The Coach House is a large venue featuring layered platforms scattered with maple-yellow tables and chairs, perfect for enjoying live music. The dressing room had dark brown walls and a bizarre mix of furniture that seemed like leftovers from the owner’s last garage sale. Futons, broken floor lamps, and a haunted dollhouse were strewn about, making it feel more like a storage room than a green room. I did my vocal exercises and examined the equally odd furniture inside the haunted dollhouse—a miniature pan with a fried egg sticker, a leafless potted plant, a tiny spinning wheel and a Hotwheels car.

We were one of three bands playing that night, and a chef prepared a meal for all of us as a group. I ate rice and veggies, occasionally slipping in my goofy false teeth between bites to freak everyone out and break the ice with the other bands.

Brian and I took advantage of the last bit of daylight by going rollerblading. As we skated along the shoreline, people exhaled the end of their beach day, shaking sand out of their towels and picking up sunburnt babies from under candy-colored umbrellas. Seagulls surfed the wind while pelicans swooped in the shallows for dinner.


Back in the dressing room, the bands mingled, snatching and opening cold bottled Dos Equis for one another from a frosted, weeping, metal tub. We were so preoccupied, the second band was already 1/2 way through their act when we noticed we were up soon.


The problem with a multi-band bill is you feel like part of a circus.
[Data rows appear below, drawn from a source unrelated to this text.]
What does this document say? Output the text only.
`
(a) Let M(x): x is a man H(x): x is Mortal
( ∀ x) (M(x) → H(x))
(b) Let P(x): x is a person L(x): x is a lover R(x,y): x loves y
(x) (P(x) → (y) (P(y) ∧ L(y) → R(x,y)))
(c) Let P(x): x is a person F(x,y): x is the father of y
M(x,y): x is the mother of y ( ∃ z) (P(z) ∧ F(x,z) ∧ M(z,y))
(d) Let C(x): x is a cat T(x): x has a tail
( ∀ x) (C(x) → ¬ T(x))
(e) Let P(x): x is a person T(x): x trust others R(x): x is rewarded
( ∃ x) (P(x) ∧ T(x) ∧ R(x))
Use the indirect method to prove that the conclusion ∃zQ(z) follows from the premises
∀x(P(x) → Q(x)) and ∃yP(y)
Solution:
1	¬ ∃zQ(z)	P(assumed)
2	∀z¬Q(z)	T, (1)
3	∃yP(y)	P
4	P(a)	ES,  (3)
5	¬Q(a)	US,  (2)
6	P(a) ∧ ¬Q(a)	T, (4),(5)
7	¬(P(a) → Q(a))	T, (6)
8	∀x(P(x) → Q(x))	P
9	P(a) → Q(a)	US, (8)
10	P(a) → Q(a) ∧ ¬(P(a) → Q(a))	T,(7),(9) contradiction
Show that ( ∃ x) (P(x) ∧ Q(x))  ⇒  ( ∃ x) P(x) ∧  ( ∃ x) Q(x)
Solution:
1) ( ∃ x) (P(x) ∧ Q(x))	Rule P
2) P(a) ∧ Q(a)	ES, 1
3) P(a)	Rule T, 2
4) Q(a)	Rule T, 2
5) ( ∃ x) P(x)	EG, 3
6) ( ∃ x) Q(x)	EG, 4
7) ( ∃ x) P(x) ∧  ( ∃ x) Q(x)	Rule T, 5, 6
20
  • Its hard to know which part of the audience is there for you and which is there for “Interbreader” or “StormRider” or whatever bands you’ve been mismatched with and sandwiched inbetween.
  • Your gear mixes with their gear and you wind up leaving with three extra guitar cables (two that don’t work) and one less mic than you came with.
  • Finally, there’s the end of the night with its inevitable squabble over which band deserves more of “the door” or “the bar” (most promoters will guarantee a band a certain amount $100-$1,000 for a gig and then offer a percentage of the door (the cover charge) or the bar (booze sold). This way, a band is more likely to promote the show and bring in a crowd for the venue). We always walk away from a triple header with the fuzzy end of the lollypop.

By the time we got on stage, the audience looked burnt out and tired of listening to music. I stood before them like a stewardess, trying to sonically tuck my musical pasengers into places I thought they’d feel more comfortable. Children sat diligently upright while parents slouched with crossed arms, daring me to keep their children awake. I wondered if the bands preceding felt their sets were as long as ours.
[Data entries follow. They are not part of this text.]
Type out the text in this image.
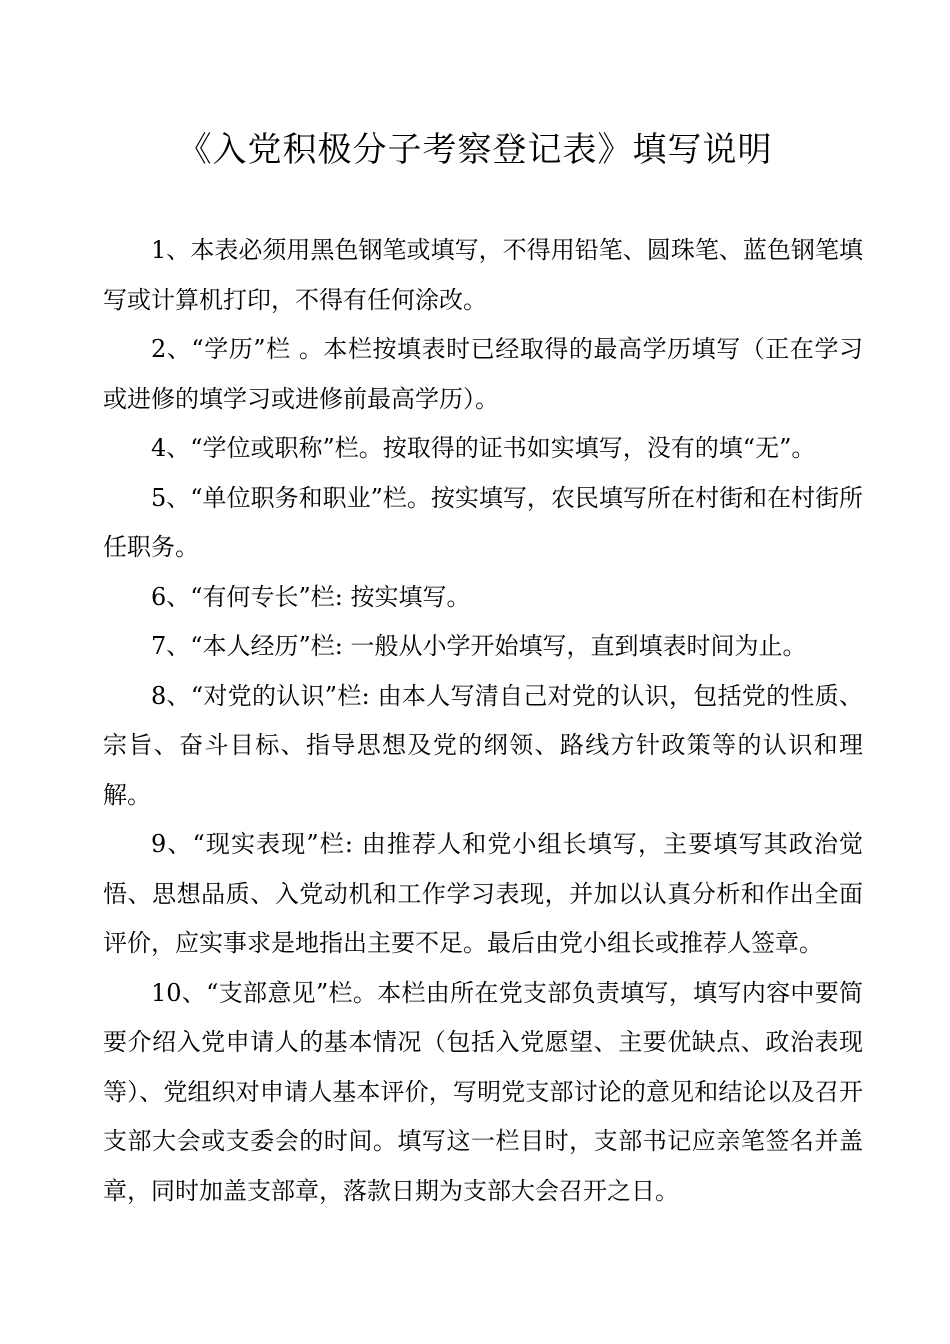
《入党积极分子考察登记表》填写说明

1、本表必须用黑色钢笔或填写，不得用铅笔、圆珠笔、蓝色钢笔填写或计算机打印，不得有任何涂改。

2、“学历”栏 。本栏按填表时已经取得的最高学历填写（正在学习或进修的填学习或进修前最高学历）。

4、“学位或职称”栏。按取得的证书如实填写，没有的填“无”。

5、“单位职务和职业”栏。按实填写，农民填写所在村街和在村街所任职务。

6、“有何专长”栏: 按实填写。

7、“本人经历”栏: 一般从小学开始填写，直到填表时间为止。

8、“对党的认识”栏: 由本人写清自己对党的认识，包括党的性质、宗旨、奋斗目标、指导思想及党的纲领、路线方针政策等的认识和理解。

9、“现实表现”栏: 由推荐人和党小组长填写，主要填写其政治觉悟、思想品质、入党动机和工作学习表现，并加以认真分析和作出全面评价，应实事求是地指出主要不足。最后由党小组长或推荐人签章。

10、“支部意见”栏。本栏由所在党支部负责填写，填写内容中要简要介绍入党申请人的基本情况（包括入党愿望、主要优缺点、政治表现等）、党组织对申请人基本评价，写明党支部讨论的意见和结论以及召开支部大会或支委会的时间。填写这一栏目时，支部书记应亲笔签名并盖章，同时加盖支部章，落款日期为支部大会召开之日。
I raced through intros, invited people to sing along and even abbreviated our set list but still felt I was burdoning the audience and keeping them from their beds. Leaving The Coach House I felt beaten as though I’d been in a race and and not even crossed the finish line.
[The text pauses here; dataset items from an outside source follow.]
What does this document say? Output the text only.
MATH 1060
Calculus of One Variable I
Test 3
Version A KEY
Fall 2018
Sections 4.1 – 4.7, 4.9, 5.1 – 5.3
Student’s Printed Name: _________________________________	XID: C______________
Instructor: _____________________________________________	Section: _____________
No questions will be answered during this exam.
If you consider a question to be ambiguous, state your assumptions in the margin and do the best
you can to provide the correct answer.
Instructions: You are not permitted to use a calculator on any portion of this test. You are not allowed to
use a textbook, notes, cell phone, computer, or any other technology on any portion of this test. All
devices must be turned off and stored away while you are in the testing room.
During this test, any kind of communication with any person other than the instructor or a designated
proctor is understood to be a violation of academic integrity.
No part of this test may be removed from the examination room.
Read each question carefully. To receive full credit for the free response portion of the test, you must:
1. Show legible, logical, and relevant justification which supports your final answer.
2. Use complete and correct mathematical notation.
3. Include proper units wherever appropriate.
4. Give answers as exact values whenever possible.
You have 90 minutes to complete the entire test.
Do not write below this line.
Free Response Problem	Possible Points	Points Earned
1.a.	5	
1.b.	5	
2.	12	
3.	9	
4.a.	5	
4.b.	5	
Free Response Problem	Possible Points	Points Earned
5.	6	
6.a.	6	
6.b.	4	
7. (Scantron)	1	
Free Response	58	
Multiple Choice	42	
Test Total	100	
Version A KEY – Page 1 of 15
The cool night air outside brought some relief, and on the 20-mile drive to the hotel, I drifted into a light sleep accompanied by multiple neck pillows and a scratchy army blanket. We arrived on the rounded edges of the morning. As we gathered our suitcases and silently rolled them through the parking lot, the morning light cupped the edges of a starry sky. We fell on top of beds without undressing and leaped into dreams with relief and gratitude.